Bölgede birçok şehirde sokağa çıkma yasakları ve operasyonlarla birlikte ölümler de devam ederken, Van’da basına yansıdığına göre ‘fikir babası’ AKP Milletvekili Beşir Atalay olan “Van Güç Birliği Platformu” oluşturuldu.

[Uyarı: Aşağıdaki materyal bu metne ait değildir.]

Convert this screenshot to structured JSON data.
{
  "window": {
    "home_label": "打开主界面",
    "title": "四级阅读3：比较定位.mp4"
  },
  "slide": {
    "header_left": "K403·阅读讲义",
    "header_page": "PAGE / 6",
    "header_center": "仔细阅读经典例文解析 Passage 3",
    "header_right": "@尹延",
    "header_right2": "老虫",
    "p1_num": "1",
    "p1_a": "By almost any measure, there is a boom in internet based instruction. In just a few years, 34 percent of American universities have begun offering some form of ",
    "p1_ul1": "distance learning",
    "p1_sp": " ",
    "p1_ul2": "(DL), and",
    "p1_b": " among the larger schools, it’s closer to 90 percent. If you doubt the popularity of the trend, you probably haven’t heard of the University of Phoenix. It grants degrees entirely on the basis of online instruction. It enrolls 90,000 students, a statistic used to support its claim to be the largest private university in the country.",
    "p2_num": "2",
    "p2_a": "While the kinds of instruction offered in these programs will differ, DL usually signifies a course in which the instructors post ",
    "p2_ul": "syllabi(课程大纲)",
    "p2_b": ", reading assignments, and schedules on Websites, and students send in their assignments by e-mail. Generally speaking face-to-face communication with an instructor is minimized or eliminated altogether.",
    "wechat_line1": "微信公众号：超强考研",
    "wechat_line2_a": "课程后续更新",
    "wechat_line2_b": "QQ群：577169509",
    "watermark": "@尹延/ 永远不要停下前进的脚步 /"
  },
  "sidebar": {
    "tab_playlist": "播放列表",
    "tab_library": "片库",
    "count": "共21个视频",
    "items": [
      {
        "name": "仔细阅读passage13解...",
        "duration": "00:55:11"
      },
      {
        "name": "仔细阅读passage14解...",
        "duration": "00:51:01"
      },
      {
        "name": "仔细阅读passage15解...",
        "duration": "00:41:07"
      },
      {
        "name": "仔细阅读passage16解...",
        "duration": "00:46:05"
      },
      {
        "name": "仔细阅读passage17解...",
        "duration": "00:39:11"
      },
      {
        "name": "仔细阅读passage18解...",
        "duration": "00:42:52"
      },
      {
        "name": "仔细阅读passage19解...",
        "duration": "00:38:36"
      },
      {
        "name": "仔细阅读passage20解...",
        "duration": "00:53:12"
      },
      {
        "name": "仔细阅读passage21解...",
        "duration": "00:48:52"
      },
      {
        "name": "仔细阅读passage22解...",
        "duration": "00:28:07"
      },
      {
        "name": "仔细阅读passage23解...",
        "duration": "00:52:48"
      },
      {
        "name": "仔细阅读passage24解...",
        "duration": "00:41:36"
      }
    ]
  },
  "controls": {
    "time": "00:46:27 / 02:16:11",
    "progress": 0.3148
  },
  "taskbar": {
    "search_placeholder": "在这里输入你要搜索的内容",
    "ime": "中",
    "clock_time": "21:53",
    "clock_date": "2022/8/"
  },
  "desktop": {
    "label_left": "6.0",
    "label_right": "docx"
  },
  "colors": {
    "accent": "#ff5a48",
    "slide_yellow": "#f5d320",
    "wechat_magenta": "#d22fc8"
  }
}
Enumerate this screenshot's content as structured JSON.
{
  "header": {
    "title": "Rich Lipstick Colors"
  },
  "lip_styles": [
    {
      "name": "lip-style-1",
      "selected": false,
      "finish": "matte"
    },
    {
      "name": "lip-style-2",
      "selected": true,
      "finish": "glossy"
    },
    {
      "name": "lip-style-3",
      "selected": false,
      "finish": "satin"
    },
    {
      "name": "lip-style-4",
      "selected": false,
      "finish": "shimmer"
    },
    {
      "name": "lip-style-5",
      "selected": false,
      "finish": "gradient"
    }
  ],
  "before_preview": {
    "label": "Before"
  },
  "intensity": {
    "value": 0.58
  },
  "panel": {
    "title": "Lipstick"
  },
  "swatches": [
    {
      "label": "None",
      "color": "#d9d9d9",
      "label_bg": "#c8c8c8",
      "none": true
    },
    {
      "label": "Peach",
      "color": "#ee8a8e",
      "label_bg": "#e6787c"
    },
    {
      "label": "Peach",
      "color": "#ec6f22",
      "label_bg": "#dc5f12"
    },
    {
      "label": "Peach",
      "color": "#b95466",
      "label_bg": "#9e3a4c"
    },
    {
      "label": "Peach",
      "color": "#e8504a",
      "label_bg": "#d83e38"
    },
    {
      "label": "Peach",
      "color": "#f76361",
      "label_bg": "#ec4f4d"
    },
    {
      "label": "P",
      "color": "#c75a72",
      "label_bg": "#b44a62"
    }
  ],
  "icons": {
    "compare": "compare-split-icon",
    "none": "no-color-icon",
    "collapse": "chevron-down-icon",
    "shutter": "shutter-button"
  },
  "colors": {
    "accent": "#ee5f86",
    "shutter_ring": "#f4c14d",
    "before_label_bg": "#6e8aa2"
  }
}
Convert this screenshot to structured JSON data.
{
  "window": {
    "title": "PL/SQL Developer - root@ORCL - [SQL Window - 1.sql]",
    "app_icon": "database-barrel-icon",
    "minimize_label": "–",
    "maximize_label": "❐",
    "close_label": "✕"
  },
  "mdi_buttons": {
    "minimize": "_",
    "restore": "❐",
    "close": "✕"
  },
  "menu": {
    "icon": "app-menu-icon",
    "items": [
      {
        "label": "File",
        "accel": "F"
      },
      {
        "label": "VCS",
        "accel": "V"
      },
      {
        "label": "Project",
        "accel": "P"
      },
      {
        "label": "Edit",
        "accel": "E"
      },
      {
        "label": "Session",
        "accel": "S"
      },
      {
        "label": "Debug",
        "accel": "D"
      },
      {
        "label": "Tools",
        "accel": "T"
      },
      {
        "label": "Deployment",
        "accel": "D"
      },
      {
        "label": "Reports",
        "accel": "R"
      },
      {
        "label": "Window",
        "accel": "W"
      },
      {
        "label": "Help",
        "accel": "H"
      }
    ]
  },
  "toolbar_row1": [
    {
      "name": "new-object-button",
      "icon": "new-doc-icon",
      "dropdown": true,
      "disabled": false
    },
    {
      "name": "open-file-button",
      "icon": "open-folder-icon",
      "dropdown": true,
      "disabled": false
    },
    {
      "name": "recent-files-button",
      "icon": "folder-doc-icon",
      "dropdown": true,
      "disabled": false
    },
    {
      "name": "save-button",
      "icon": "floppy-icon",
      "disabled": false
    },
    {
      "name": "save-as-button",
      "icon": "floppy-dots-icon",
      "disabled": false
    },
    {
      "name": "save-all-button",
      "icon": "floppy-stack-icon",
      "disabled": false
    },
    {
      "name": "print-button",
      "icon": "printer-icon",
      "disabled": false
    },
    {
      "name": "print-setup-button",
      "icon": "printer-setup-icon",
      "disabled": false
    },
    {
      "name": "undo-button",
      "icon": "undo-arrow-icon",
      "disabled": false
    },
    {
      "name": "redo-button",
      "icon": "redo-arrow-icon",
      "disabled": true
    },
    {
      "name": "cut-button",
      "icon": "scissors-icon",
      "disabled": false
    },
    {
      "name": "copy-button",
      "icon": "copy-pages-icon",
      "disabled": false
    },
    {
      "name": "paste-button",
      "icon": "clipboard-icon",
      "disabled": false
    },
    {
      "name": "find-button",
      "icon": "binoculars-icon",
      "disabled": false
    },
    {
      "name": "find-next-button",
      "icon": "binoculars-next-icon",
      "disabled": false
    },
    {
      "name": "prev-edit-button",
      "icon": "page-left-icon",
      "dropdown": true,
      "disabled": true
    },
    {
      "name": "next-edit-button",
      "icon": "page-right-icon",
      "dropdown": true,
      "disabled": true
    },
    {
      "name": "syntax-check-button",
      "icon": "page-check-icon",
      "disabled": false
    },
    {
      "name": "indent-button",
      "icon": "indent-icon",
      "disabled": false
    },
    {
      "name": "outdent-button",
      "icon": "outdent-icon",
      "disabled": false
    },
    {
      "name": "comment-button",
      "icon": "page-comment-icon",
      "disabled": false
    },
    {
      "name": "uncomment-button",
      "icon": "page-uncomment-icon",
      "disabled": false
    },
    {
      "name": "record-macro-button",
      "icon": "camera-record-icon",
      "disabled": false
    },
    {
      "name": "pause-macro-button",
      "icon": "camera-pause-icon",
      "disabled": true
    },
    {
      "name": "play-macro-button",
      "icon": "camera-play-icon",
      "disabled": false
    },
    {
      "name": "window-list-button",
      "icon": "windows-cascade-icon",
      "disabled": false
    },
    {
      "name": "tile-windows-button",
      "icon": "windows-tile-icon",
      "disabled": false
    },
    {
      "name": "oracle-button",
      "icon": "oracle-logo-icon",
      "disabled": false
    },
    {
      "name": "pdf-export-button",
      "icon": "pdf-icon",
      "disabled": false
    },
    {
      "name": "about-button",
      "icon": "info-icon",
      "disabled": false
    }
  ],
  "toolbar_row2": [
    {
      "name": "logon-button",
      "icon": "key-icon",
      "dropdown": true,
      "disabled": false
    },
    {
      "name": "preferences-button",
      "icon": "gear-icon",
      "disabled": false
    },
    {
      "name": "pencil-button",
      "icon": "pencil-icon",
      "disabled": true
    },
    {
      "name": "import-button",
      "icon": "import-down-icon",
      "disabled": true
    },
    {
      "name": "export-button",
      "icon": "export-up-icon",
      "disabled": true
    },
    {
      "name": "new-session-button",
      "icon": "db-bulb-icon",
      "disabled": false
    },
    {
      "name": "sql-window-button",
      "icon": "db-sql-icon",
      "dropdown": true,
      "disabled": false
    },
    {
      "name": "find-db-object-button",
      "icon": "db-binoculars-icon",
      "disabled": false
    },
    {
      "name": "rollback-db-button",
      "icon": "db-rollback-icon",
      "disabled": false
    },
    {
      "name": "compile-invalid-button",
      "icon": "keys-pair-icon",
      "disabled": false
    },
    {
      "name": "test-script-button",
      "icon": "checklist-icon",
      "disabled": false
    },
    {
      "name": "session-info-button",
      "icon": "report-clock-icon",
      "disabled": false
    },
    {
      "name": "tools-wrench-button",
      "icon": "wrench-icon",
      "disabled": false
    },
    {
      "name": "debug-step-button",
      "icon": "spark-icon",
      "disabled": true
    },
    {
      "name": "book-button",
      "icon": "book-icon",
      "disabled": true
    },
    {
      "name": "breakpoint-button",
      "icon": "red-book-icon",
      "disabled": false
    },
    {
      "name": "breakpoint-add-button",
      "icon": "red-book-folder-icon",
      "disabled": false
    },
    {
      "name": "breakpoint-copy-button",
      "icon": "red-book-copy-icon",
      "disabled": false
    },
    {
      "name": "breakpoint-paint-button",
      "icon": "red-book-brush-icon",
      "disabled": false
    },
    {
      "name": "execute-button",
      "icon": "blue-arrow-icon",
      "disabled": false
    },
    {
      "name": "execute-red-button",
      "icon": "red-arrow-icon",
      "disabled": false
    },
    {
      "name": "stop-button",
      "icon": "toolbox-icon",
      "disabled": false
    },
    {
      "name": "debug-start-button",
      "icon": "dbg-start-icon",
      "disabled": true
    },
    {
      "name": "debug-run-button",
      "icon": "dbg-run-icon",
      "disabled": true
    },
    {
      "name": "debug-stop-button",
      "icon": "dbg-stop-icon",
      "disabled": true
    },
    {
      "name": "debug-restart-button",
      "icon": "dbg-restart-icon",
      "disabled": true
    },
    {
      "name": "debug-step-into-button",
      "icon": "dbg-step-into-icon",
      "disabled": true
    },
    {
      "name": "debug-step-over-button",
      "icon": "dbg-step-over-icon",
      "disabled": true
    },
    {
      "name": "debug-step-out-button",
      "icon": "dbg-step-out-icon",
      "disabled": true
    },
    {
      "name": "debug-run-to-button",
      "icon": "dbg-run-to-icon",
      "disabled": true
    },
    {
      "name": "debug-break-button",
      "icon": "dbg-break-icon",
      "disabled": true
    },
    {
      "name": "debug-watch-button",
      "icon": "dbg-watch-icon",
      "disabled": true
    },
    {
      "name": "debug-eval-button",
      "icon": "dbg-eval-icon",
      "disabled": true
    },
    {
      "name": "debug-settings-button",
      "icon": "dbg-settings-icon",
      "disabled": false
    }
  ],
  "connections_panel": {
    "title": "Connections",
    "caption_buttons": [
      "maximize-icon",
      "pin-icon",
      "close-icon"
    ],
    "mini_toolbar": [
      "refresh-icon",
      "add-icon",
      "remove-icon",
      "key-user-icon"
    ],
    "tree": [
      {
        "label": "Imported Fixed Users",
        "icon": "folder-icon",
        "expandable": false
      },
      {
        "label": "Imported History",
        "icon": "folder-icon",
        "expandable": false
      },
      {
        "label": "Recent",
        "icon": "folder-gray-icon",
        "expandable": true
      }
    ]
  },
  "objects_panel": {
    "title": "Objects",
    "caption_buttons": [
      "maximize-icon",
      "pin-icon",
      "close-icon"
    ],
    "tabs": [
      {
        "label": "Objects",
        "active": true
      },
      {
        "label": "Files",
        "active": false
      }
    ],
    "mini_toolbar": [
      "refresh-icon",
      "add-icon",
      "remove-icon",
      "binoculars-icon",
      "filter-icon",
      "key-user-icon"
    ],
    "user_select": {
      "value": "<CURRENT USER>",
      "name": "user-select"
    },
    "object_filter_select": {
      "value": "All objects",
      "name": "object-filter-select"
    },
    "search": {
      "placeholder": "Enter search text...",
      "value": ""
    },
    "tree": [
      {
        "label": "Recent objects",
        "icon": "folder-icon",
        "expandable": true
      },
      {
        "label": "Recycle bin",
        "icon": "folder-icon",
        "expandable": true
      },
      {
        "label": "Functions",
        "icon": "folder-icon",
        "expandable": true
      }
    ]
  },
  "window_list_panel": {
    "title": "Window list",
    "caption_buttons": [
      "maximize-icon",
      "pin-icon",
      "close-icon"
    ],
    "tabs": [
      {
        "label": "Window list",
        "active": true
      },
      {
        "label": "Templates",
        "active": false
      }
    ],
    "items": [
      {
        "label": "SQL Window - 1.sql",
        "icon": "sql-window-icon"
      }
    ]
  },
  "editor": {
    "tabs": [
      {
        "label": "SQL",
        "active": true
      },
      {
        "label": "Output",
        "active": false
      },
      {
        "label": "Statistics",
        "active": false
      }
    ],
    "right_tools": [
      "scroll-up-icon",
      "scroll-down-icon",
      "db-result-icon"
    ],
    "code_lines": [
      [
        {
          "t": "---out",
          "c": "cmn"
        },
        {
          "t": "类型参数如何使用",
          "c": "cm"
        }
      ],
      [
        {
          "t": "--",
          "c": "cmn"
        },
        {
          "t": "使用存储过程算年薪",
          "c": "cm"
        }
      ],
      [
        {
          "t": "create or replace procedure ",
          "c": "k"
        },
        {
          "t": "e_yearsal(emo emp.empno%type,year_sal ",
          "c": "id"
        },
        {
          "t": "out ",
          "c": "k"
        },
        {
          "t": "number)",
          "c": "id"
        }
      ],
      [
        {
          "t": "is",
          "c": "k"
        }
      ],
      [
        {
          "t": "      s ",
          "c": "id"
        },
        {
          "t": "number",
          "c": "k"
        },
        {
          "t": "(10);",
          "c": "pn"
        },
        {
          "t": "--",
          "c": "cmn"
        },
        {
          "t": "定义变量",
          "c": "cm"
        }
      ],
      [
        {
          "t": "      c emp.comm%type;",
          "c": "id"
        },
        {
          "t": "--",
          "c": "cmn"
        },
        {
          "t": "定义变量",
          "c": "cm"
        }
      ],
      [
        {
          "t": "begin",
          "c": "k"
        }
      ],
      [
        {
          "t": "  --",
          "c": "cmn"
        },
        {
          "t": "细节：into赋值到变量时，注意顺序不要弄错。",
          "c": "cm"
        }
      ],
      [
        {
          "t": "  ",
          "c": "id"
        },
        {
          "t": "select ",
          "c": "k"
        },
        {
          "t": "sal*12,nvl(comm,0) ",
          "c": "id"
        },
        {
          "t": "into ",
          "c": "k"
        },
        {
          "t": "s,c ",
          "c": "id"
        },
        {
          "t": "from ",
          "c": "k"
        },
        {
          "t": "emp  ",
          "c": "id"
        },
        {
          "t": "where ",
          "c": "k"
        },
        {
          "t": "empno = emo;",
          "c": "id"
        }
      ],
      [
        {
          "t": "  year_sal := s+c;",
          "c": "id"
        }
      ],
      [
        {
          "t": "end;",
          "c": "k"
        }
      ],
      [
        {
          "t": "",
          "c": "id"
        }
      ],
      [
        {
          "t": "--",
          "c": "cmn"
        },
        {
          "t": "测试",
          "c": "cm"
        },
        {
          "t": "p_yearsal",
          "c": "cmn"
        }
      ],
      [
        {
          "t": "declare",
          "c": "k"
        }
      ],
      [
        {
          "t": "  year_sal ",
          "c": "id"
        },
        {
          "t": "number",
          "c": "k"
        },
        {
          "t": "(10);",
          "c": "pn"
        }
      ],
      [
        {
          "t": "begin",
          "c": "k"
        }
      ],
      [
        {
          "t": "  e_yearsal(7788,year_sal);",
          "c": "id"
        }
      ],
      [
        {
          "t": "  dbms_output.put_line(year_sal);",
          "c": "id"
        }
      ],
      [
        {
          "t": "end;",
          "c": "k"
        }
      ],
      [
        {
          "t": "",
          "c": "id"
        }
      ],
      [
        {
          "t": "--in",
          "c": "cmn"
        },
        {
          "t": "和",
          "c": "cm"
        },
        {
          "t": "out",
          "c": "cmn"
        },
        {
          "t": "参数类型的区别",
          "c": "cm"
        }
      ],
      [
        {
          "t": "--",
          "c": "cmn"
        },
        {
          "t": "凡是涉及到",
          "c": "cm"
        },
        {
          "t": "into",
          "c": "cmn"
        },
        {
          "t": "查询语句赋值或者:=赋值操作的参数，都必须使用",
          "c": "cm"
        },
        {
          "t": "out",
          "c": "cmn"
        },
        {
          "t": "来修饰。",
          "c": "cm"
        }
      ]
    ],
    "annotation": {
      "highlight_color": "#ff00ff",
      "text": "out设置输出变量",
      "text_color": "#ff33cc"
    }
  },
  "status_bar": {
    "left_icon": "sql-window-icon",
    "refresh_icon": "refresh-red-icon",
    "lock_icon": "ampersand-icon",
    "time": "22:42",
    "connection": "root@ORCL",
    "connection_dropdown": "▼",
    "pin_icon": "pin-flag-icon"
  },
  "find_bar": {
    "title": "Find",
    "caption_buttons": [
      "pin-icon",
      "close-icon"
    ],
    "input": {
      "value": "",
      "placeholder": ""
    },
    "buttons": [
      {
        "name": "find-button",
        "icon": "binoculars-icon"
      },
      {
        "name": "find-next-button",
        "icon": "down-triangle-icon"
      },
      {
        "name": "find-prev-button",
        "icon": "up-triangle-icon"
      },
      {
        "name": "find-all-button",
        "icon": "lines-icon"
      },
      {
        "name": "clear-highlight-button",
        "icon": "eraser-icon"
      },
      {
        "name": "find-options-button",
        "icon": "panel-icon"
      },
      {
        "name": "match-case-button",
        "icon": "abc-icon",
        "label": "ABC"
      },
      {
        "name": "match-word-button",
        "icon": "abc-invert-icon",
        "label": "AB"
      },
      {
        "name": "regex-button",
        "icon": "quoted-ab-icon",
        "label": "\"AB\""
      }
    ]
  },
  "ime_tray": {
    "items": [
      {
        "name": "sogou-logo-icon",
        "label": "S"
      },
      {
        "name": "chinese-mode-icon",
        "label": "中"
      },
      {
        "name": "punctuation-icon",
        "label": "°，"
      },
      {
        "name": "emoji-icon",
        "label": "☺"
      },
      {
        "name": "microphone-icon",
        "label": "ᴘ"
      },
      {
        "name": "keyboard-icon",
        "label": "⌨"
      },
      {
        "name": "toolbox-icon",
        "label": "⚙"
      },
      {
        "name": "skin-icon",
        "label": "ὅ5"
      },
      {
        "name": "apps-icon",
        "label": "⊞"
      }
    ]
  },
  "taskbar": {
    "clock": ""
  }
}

Van’ın sorunlarını “Konuşarak çözüme kavuşturacağını” iddia eden platforma Van Valisi İbrahim Taşyapan’ın yanı sıra Yüzüncü Yıl Üniversitesi Rektörü Peyami Battal, Yüzüncü Yıl Üniversitesi Teknokent Genel Müdürü Necat Görentaş, CHP, AKP, AKP’li Belediye Başkanları, Van TSO, Van OSB Müdürü, Van Sanayici İş Adamları Derneği, TÜMSİAD, MÜSİAD gibi bir çok kurum katıldı. KESK, DİSK, TMMOB, TTB gibi emek ve meslek örgütleri toplantıya davet edilmezken, HDP’li Belediye Eş Başkanları ve HDP milletvekilleri ise davet edilmelerine rağmen toplantıya katılmadı. Van’ın sorunlarının konuşulacağı toplantıya ‘yerli sermayenin’ talepleri damgasını vururken, son günlerde Van’da yaşanan ölümler ve bölge deki savaş atmosferi neredeyse hiç konuşulmadı. Ayrıca çatışmalı süreçle birlikte gün geçtikçe kendini daha fazla gösteren yoksulluk ve işsizlik de toplantıda gündem dışı kaldı.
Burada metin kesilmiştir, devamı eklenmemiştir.